In 1993, John Pearson ran the Gray-Scott equations on a 1990s supercomputer and discovered a zoo of patterns no one had predicted: self-replicating spots, growing labyrinths, coral-like chaos, and oscillating worms. His Science paper revealed a system where simple rules produce stunning complexity.

Two chemicals. Two parameters. Infinite beauty.

This project re-creates and extends that exploration using modern hardware: a systematic sweep of 2,304 parameter combinations, each simulated from first principles in NumPy, then analyzed with linear stability theory to test what theory predicts and what actually happens.

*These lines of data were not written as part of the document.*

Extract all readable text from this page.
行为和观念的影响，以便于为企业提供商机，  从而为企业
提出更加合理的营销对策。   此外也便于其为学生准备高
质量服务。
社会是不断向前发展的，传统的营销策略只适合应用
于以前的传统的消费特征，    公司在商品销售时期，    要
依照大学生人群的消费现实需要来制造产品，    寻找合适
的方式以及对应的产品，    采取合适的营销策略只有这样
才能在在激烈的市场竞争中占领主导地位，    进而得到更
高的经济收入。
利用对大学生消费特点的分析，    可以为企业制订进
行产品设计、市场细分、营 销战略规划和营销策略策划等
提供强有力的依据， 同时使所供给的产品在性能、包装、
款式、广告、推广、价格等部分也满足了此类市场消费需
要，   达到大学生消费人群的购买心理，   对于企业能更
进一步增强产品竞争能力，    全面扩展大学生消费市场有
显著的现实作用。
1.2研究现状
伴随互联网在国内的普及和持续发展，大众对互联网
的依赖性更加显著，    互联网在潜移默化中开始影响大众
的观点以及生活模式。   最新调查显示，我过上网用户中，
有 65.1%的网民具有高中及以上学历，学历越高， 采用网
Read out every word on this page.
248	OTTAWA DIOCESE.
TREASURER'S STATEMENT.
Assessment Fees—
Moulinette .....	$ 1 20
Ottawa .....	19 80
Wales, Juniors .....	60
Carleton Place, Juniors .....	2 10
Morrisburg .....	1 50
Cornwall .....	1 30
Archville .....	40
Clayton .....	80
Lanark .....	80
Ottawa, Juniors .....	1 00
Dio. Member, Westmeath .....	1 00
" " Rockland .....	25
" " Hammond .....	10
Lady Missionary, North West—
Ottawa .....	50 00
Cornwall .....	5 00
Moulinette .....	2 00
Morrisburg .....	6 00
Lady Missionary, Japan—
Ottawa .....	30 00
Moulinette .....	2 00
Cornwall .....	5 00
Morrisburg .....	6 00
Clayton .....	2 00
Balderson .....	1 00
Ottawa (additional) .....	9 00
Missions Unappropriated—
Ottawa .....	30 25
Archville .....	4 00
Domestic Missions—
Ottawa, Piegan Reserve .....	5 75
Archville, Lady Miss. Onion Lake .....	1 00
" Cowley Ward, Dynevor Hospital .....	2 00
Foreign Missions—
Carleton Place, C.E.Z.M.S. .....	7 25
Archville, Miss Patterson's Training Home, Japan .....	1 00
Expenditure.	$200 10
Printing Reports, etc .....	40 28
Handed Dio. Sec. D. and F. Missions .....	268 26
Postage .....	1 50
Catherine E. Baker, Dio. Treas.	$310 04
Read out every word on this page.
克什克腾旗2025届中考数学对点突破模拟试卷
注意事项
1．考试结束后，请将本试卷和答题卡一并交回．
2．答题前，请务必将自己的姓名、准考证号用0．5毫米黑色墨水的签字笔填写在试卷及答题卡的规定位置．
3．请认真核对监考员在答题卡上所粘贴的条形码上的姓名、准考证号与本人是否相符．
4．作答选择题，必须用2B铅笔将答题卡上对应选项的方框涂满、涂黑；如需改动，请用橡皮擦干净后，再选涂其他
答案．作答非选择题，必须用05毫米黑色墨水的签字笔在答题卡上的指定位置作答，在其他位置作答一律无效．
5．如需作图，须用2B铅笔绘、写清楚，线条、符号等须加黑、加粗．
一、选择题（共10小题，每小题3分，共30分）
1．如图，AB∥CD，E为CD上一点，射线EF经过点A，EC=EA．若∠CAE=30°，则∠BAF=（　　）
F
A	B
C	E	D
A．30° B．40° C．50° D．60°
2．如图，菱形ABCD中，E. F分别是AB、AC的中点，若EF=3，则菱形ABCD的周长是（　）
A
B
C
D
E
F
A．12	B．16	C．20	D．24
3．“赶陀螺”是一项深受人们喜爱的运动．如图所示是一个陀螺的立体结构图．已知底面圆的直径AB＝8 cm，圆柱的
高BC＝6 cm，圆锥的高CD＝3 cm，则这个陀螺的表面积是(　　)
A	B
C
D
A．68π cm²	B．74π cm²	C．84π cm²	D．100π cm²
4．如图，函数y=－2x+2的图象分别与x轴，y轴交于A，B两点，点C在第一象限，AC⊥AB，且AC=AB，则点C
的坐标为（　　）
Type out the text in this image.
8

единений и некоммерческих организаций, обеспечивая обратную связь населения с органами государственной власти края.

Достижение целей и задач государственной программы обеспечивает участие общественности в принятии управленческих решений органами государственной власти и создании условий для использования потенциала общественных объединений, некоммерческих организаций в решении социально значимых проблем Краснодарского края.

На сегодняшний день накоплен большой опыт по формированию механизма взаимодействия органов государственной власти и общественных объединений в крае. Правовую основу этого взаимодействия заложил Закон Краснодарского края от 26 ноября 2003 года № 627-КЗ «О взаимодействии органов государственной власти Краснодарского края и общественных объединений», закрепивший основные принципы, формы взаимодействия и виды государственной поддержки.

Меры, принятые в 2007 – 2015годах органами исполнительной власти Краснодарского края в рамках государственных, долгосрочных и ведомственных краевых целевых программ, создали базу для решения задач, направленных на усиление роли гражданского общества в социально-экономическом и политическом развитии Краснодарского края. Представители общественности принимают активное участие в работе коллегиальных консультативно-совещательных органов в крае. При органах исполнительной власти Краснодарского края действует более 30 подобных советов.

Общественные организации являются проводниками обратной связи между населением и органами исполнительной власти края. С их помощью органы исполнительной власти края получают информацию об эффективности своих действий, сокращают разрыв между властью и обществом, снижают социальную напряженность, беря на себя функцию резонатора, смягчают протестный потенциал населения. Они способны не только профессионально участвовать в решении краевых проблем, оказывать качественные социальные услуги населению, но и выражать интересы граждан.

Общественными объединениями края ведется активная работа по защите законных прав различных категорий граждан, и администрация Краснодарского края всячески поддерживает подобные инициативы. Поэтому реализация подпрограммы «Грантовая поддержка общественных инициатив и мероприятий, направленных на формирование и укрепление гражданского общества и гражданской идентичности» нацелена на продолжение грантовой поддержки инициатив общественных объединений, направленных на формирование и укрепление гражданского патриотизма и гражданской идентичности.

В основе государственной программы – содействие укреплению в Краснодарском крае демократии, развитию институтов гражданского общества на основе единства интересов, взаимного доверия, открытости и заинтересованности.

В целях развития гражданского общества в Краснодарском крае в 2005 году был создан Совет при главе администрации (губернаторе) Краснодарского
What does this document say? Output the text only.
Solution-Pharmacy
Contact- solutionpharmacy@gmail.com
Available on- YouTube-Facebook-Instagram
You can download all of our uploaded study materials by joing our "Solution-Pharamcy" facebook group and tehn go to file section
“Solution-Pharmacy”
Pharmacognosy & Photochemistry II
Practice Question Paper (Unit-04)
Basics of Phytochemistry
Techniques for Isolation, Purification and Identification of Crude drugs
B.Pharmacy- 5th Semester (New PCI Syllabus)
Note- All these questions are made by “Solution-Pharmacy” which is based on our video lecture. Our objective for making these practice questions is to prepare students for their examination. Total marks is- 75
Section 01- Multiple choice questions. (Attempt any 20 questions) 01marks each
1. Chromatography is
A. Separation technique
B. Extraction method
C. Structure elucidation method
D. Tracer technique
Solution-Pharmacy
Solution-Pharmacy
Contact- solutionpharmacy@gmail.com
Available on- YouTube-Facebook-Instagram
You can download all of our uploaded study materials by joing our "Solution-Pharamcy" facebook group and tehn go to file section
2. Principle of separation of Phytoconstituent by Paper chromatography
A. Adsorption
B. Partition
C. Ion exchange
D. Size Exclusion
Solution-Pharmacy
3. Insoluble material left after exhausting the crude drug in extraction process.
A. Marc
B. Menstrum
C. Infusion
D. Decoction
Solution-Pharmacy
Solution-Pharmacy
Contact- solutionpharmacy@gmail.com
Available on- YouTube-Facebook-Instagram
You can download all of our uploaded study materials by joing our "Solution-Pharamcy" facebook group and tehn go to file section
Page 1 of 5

Key Finding: Theory fails. Nature doesn't care. The Turing linear stability criterion predicts pattern wavelengths that show zero correlation with the actual measured wavelengths (r = −0.244). Gray-Scott patterns are not classical Turing patterns — they are nonlinear structures that emerge through mechanisms linear theory cannot capture.
// Featured Patterns

View Full Gallery →

// Key Findings
  • 01
    Gray-Scott is NOT a classical Turing system The trivial steady state (1, 0) is linearly stable everywhere — its Jacobian is diagonal. Patterns cannot arise from linear instability of the uniform state. They are finite-amplitude, nonlinear phenomena.
  • 02
    Linear theory fails to predict wavelengths Where nontrivial steady states exist and are Turing-unstable, the predicted critical wavelength λ_c shows essentially no correlation with measured wavelengths (Pearson r = −0.244, n = 180).
  • 03
    The saddle-node boundary organizes everything The analytic bifurcation curve k_c = √F/4 − F precisely bounds the pattern-forming region. Inside the curve: complex patterns. Outside: death or saturation. The transition is pixel-sharp.
  • 04
    Complexity peaks far from the boundary Shannon entropy of the pattern field increases with distance from the saddle-node bifurcation, contradicting the "critical slowing down" expectation. The richest patterns live deep in the pattern region, not at its edge.
// The Phase Atlas

Below: Shannon entropy of the concentration field across the full (F, k) parameter space. Bright regions are maximally complex patterns. Dark regions are uniform states. The white dashed curve is the analytically-derived saddle-node bifurcation — note how it precisely traces the phase boundary.

Entropy heatmap with theoretical bifurcation overlays
Figure: Shannon entropy heatmap with saddle-node bifurcation (white line) and Turing instability region (cyan dots) overlaid.